La bande du drugstore

Film français de François Armanet

Avec Mathieu Simonet, Aurélien Wiik, Cécile Cassel, Alice Taglioni





Par Clémentine Gallot
 
Sortie le 17-04-2002

Durée: 1h30

 

The beat goes on

Monday I have Friday on my mind… les paroles et l’air endiablé d’Easybeats résonnent dès les premiers instants, accompagnant le cérémonial d’habillement d’un jeune homme, donnant d’entrée de jeu le ton du film.
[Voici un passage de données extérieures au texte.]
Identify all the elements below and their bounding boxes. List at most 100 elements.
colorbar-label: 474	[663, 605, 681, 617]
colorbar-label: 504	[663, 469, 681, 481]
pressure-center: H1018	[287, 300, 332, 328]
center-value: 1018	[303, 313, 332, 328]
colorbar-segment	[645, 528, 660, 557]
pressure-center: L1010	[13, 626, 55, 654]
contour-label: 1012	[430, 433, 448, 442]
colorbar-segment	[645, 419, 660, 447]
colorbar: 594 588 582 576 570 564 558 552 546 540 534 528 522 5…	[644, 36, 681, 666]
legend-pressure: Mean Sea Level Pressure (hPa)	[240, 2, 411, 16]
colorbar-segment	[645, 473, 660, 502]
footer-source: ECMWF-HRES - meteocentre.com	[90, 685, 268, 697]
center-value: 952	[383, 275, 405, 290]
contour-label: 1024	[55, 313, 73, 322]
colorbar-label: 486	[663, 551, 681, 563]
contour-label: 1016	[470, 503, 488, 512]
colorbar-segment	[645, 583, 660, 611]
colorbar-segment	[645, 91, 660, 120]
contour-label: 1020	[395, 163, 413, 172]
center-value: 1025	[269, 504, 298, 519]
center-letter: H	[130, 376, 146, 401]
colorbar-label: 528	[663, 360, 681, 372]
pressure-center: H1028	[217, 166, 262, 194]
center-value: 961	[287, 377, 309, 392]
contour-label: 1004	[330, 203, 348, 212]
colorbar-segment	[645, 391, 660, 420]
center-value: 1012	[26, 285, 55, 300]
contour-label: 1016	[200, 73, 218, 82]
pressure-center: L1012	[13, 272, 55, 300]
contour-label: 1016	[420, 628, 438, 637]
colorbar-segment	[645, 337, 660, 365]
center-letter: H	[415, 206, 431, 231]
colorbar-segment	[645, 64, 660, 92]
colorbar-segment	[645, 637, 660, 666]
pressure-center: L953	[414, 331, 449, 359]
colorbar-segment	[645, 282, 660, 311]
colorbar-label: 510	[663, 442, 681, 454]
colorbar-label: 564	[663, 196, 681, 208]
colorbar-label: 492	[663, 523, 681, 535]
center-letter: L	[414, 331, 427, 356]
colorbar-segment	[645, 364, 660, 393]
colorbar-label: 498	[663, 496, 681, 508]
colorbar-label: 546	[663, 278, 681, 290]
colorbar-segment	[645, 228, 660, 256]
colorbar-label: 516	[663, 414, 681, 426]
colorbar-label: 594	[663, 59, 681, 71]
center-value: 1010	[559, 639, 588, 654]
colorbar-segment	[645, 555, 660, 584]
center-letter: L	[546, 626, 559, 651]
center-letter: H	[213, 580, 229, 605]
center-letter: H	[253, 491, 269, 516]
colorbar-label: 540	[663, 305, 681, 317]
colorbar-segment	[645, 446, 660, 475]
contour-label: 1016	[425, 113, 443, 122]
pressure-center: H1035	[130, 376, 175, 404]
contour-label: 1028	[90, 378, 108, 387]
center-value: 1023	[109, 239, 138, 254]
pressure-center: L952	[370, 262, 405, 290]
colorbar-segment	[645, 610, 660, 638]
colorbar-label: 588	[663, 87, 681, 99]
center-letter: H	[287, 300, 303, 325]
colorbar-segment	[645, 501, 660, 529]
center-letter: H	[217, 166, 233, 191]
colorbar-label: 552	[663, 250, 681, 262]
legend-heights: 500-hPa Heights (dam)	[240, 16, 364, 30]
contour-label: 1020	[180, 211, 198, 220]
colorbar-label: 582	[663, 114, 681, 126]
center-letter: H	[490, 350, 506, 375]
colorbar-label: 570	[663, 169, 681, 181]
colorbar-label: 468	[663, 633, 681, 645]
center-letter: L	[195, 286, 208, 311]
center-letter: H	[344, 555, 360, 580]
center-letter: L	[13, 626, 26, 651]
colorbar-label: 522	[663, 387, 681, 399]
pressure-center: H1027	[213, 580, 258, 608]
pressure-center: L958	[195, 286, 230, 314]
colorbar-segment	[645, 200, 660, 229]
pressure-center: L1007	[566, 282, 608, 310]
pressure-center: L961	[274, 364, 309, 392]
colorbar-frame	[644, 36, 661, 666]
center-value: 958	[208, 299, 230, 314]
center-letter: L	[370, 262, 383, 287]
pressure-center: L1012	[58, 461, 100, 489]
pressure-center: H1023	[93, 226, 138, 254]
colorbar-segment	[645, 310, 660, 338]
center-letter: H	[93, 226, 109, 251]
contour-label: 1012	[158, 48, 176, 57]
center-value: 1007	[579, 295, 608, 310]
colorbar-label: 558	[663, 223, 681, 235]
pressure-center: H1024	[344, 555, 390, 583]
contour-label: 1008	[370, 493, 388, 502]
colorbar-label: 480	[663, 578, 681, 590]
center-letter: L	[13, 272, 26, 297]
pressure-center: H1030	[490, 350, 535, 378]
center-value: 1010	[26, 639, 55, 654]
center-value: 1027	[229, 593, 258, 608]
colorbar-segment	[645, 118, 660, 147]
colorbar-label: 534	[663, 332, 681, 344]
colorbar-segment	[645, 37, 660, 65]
Ce soir-là, Philippe et Marc vont à une boum ; ils rejoignent la blonde Nathalie, leur acolyte de toujours, qui leur présente Charlotte, une jolie brune un peu pimbêche. C’est le coup de foudre entre Philippe et Charlotte. Le film ne sera qu’un chassé-croisé entre ces deux-là, ponctué par les aventures de Marc et Nathalie: la drague, les sapes, les joints, les vacances en Normandie, l’amour, la frime.

Le Drugstore des Champs-Elysées, lieu de rendez-vous de la jeunesse dorée, ça vous dit quelque chose? C’était il y a tout juste quarante ans, les sixties: ceux qui ont connu auront la larme à l’œil ; ceux qui n’étaient pas nés n’en reviendront pas, tant l’époque semble différente et lointaine.

François Armanet (rédac’chef de Libération) a choisi de mettre en scène une part de son vécu, mêlée à une histoire universelle, ressassée cent fois mais qui peut appeler tant de variantes: c’est l’âge des possibles, la fureur de vivre. L’époque précède Le péril jeune de quelques années: minets tête à claques et propres sur eux, juste avant les hippies. Les jeunes arborent une véritable panoplie vestimentaire: jean Levi’s, chemise cintrée, blouson en daim, pour les garçons ; kilt, minijupe, pull shetland découvrant le nombril, pour les filles.

Une réalisation sans surprise et parfois maladroite, un scénario qui manque d’épaisseur ne feront pas de La bande du drugstore un film culte, ni même un "bon" film : rappelons qu’il s’agit de la première œuvre cinématographique de François Armanet. Si certains détesteront, d’autres, cependant, apprécieront ce voyage dans le temps, rafraîchissant et porté par des comédiens hors pair : deux garçons charmants, Mathieu Simonet (miam!) et Aurélien Wiik (aperçu dans Chaos) et deux filles, Cécile Cassel et Alice Taglioni, promises à un brillant avenir. Dans le rôle des adultes, choisis avec soin, on retrouve Bashung, Jacques Lanzmann, ou encore le cinéaste et ancien leader de Mai 68, Romain Goupil, hilarant en père de famille réac’. Le film, enlevé par une B.O impeccable, retrace tout un itinéraire rock d’Aretha Franklin à Otis Redding, en passant par Christophe, et contient en filigrane toute l’atmosphère d’une époque : effet "petite madeleine"garanti.